Alexandra Lange
Architecture & design critic

The Tetrahedron and the Prism

Clever House (1962) by Louis Kahn and Anne Tyng. Photo by Chris Mottalini.

For Issue 04 of August Journal, I had the opportunity to write about two houses by Louis Kahn, one designed at the beginning of his career and one at the end, one in New Jersey and one just over the border in Pennsylvania. It was delightful to interview their current loving owners. The whole issue is devoted to architecture in New Jersey, and includes work by Thomas Edison, Michael Graves and Eero Saarinen, much of it photographed by Chris Mottalini.

August is a beautiful print publication, edited by my friend Dung Ngo, so the article is not online. Here’s how it begins:

Louis Kahn’s career was relatively short, his mature architectural output sandwiched between 1953 and his death in 1974. But at either end, a masterpiece.

Among the first buildings he completed that we recognize as KAHN was the Trenton Bathhouse, finished in 1957. Four pyramidal roofs touch down atop four solid concrete-block pavilions, one to enter the complex, two for his and hers changing rooms, one to exit to the pool. The open square between the roofs becomes the center not by architecture but default: a community space marked by a square of daylight. The dark roofs serve as beacons in profile, calling visitors in flip flops and bathing suits across the field, while the true entrance is a modest break in the wall, marked by one of Kahn’s abstract murals.

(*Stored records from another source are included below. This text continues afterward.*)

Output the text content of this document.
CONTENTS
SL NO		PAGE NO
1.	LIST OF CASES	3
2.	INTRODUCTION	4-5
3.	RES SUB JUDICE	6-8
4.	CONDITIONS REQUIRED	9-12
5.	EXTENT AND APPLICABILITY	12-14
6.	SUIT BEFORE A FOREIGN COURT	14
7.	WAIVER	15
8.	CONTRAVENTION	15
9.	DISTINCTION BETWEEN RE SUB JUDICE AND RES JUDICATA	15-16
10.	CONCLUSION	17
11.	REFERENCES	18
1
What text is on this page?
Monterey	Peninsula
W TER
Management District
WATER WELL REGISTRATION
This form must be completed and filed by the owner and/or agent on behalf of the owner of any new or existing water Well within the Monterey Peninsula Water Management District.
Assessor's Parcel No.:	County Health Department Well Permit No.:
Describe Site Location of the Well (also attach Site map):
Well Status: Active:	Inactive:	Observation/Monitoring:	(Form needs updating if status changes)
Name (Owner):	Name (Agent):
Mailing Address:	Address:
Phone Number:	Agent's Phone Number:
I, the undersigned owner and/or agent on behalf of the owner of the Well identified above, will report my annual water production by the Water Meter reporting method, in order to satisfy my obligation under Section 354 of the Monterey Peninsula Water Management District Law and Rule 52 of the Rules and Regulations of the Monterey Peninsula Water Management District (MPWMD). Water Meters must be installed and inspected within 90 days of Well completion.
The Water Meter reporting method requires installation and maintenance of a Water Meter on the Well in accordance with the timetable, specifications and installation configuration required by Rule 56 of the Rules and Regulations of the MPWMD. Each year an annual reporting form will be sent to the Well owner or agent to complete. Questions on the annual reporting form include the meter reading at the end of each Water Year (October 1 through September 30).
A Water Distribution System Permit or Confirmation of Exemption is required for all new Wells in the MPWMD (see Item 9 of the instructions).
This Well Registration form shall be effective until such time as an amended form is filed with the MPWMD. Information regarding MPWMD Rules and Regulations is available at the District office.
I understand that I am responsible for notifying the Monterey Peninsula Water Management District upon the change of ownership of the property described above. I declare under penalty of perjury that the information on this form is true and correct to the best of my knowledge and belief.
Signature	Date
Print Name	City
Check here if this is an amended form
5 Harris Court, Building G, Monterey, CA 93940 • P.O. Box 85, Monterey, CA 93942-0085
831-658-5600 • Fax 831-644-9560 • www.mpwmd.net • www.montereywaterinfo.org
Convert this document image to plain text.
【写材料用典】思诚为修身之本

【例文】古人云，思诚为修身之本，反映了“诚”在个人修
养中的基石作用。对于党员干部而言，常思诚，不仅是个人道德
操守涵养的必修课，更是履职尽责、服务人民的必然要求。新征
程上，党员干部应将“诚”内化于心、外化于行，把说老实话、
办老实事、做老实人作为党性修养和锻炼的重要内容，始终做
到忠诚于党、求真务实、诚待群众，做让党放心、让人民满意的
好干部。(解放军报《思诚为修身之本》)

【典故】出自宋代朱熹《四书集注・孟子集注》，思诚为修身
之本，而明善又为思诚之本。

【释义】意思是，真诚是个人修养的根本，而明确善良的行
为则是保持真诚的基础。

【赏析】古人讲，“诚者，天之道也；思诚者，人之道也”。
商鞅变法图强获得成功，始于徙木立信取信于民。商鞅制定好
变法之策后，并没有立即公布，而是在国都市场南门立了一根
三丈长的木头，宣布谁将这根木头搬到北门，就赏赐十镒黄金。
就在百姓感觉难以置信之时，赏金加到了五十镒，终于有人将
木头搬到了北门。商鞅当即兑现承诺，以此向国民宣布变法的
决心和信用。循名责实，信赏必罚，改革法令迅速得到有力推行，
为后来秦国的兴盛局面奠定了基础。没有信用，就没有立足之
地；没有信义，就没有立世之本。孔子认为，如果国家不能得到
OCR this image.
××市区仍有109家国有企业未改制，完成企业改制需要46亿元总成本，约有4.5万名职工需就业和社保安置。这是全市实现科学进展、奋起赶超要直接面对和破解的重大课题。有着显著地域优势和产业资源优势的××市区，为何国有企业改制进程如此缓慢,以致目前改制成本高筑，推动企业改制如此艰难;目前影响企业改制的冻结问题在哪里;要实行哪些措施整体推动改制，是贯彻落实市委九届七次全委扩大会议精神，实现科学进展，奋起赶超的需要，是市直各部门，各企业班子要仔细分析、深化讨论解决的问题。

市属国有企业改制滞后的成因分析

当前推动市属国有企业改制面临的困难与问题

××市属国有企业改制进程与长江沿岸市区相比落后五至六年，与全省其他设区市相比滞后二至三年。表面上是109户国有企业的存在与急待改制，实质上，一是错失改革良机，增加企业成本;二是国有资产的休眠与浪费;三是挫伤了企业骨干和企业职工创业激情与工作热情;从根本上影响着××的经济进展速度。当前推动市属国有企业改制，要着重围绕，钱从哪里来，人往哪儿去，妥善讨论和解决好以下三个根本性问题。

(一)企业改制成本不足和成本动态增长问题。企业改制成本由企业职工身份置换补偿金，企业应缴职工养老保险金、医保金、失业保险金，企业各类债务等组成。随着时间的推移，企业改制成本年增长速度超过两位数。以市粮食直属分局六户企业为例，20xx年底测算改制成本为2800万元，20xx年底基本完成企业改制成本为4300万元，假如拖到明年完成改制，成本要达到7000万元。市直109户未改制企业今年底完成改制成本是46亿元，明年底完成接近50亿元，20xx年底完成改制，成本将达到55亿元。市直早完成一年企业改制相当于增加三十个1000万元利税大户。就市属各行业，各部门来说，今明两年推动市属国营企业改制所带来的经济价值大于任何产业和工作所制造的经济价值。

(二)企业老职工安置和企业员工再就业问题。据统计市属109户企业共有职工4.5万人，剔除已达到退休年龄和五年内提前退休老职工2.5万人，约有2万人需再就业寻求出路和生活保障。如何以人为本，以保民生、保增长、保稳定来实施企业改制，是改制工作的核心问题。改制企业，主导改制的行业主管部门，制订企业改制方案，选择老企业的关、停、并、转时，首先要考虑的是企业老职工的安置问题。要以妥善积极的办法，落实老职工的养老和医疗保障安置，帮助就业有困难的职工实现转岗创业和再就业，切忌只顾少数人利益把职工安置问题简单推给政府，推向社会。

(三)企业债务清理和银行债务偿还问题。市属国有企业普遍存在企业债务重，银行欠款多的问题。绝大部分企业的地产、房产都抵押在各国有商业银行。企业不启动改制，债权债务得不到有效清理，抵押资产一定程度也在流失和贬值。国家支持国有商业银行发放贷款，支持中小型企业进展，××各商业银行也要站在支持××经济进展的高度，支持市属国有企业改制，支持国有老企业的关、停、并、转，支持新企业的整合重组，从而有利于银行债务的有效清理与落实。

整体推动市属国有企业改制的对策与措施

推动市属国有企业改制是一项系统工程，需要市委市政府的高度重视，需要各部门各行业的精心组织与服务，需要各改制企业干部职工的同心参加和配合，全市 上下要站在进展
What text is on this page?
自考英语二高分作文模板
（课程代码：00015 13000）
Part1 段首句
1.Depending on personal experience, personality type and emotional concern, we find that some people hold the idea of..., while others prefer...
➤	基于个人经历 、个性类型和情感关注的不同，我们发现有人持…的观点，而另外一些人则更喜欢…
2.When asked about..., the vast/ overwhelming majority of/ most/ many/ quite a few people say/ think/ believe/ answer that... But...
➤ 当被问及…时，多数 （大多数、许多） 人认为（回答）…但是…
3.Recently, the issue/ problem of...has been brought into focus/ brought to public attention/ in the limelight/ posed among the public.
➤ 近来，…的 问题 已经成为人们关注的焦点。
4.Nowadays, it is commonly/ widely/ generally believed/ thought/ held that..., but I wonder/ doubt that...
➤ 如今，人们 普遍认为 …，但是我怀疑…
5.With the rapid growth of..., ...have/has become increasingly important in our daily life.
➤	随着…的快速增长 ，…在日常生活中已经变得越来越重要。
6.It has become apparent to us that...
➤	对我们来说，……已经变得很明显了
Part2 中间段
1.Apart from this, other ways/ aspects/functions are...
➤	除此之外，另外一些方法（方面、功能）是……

More recent scholarship has revealed we have architect Anne Tyng to thank for those roofs, as well as the play of shelter and light. Tyng, who was one of the first women admitted to the Harvard Graduate School of Design, worked with Kahn from 1945 to 1964. Inside and outside his office, her research and her designs focused on elemental geometry and, often, the space-frame. It was she who brought the triangle to Kahn, topping his earth-planted columns, cylinders and squares with pyramids and tetrahedrons that direct the eye up to the sky. When the Clevers thought of adding another room to their Kahn-designed house in 1972, they went straight to Tyng.